Author:nick @ July 26th, 2007 1 Comment

Article (Scientific American)

A few things surprise me about the model as reported. While Jay argues that a feature of his model is that each sound is heard in isolation, sequentially (rather than batch way), it is unfortunate that he has manually done the job of chopping up vowels into discrete events: He is doing a lot of hand segmenting and preprocessing to get examples, it seems. While “motherese” may help to emphasize vowels and make them easier for a baby to segment, babies’ brains still face a continuous audio stream to make sense of.

I want to preface the following remarks with the caveat that Jay’s paper is not yet published, and I am reacting merely to its simplified description in SciAm:

It is known that English vowels are fairly easy to cluster on the first and second formant. Before attempting to have a computer solve the problem, it seems that Jay transformed rich real world data into a problem that is known to be easy for computers to solve.
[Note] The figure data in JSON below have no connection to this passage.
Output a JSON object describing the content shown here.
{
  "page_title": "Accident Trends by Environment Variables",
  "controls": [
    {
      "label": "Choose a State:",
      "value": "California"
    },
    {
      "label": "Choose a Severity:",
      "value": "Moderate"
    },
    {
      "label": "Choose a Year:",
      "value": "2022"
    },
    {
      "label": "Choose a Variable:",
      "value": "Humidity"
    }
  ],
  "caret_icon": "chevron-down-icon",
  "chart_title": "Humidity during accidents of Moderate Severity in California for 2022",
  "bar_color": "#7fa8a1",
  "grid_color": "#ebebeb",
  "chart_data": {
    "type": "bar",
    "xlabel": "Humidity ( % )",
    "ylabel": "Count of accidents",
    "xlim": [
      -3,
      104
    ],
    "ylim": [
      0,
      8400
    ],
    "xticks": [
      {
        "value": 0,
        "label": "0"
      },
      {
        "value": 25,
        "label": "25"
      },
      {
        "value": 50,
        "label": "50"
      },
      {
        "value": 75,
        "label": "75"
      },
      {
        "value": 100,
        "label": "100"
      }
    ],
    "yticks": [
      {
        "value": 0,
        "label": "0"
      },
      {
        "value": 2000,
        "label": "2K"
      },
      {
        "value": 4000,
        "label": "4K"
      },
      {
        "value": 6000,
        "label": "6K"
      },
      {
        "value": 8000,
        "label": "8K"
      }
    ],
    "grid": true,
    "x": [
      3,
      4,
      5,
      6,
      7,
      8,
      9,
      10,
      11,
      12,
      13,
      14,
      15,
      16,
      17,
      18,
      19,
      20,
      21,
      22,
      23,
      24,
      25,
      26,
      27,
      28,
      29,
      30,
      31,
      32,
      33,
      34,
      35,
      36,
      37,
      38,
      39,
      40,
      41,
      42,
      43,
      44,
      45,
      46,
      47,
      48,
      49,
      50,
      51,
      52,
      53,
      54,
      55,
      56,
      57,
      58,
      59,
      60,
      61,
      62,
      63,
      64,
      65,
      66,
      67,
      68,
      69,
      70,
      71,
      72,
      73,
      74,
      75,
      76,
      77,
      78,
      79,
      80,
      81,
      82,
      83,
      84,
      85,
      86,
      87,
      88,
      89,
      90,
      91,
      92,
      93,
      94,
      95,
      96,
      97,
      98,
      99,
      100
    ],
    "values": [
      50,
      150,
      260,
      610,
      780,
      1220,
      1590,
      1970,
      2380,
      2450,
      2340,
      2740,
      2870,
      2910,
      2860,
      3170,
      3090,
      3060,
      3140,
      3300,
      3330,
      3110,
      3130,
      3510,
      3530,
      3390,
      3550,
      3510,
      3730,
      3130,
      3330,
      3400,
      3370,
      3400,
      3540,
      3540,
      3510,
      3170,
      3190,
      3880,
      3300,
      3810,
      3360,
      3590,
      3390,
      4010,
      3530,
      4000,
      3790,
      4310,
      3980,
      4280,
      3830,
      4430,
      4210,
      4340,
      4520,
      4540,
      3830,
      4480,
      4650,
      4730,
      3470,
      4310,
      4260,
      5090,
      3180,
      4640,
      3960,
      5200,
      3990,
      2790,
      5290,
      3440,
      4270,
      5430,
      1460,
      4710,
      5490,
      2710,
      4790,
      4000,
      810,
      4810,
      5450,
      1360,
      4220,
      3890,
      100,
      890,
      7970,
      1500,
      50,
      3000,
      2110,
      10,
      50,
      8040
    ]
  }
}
I feel like an alternative approach that would better push the boundaries of our knowledge of development would be to tackle the hard problem of going from continuous, real-time, highly variable, real-world sensory data to very clean, distinct vowel representations. How difficult is this problem? How much easier does “motherese” make it? Does the benefit of motherese come more from exaggerated sounds, or exaggerated lip movements? This last is a very interesting question; it is easy to come up with a model that you think answers the question — indeed it’s easy to come up with different models that will yield different answers — but it is much harder to demonstrate it on actual sound and video data of mothers speaking naturally to their infants.

It feels like the current study eschews these important questions, choosing instead to demonstrate that the general problem of clustering discrete data points can be done in an online, “neurally plausible” fashion. Surely this has been demonstrated many times before?

As a minor point, it’s strange to me that the first two dominant frequencies are presented. American vowels are clustered fairly nicely on the second and third frequencies, while the first frequency (the funadmental) corresponds to voice pitch, which is irrelevant and averages out across speakers. Perhaps this is a confusion in the SciAm article, since these frequencies are often referred to as F0, F1, and F2.